Water Bow, Sun Priest of Pinnacle Great House, knelt at the sipapu in the First People’s kiva. The air was cool, damp with the odors of earth and faintly spiced with the aroma of sacred herbs. Juniper ash in the fire pit gave off a whiff of perfume. Around him, newly painted images of the gods danced on the wet-plastered walls.

He felt better knowing that Spider Woman, the Flute Player, the Blue God, and First Bear were watching. He had never been comfortable with the thlatsinas, or Sternlight’s heresy.

Water Bow had seen more than forty summers pass, and his hair had turned as white as the loosely fitting Priest’s robe he wore. Once smooth and muscular, his now-thin body had gone to little more than bone and sinew. He had the wide forehead of the First People, the sharp cheekbones and pointed chin. Three spirals had been tattooed beneath his lower lip.

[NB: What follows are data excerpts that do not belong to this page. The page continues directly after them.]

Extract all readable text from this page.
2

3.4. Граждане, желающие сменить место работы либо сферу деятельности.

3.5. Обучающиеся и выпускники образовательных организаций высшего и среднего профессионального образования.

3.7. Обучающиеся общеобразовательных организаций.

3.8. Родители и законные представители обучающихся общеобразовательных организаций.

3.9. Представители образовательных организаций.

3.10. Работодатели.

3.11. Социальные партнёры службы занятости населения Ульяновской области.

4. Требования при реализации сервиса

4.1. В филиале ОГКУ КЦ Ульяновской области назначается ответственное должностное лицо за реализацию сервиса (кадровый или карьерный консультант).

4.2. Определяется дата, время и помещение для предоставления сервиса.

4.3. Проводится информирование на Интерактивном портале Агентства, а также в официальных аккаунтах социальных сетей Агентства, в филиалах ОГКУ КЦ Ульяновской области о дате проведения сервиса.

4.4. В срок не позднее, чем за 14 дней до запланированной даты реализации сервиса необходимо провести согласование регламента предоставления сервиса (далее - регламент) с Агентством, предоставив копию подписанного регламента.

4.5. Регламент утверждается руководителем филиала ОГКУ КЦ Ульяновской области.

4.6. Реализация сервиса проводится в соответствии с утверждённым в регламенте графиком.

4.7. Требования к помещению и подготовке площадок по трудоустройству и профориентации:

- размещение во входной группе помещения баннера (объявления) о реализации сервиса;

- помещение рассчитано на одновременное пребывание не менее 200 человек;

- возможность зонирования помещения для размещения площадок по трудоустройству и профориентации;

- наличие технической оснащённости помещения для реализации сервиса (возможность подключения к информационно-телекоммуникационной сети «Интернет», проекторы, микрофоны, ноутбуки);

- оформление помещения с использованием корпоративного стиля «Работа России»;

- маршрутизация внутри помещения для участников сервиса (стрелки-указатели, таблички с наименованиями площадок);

As he chanted the Awakening Song, he bent down, touching his forehead to the sipapu, and felt the hole’s cool rim kiss his delicate skin. He tried to ignore the discomfort caused by the awkward position. His knees, bony as they were, speared pain, and his joints ached.

“Where are you, great Ancestors? Can you hear me down there? Come to us. Come in our time of need. Your children call you.”

He lapsed back into the chant again, calling it down into the narrow hole just beyond his lips. Again he bent his forehead to the void, listening, extending his senses.

And felt nothing.

In the end, he straightened, relieving the pain in his lower back and hips. Settling on his buttocks, he looked up at the high cribbed roof. The overlapping timbers were sooty, shadowed behind the dim shaft of light coming through the smoke hole. But he could see the masks. They stared at him from where they rested on the pole shelves. Spider Woman inspected him through yellow-circled eyes. Bear’s shaggy face looked menacing, rows of white teeth filling his open mouth. Buffalo Above’s wide horns had grayed with dust.

Ritual pottery, delicate vessels slipped in white with black hatching and geometric designs, held the sacred colors of cornmeal: blue, yellow, white, and red. Other jars—each stoppered with a shaped stone lid—were full of pollen from each of the different kinds of corn plants. Rendered bear lard filled a large white-slipped jar of local manufacture, while smaller pots clustered around it and contained different colors: red hematite, blue clay, yellow dirt, purple larkspur pigment, and white earth. From the ceiling, net bags hung in the south, each holding a different Spirit Plant. On the west, a jumbled line of soot-encrusted skulls dangled from cords tied to the rafters. Missing their jaws, they seemed frozen in surprise, slightly comic, and disorganized. Three other specimens—miscreants from the past—consisted only of skull caps, cut so that they could be used for cups.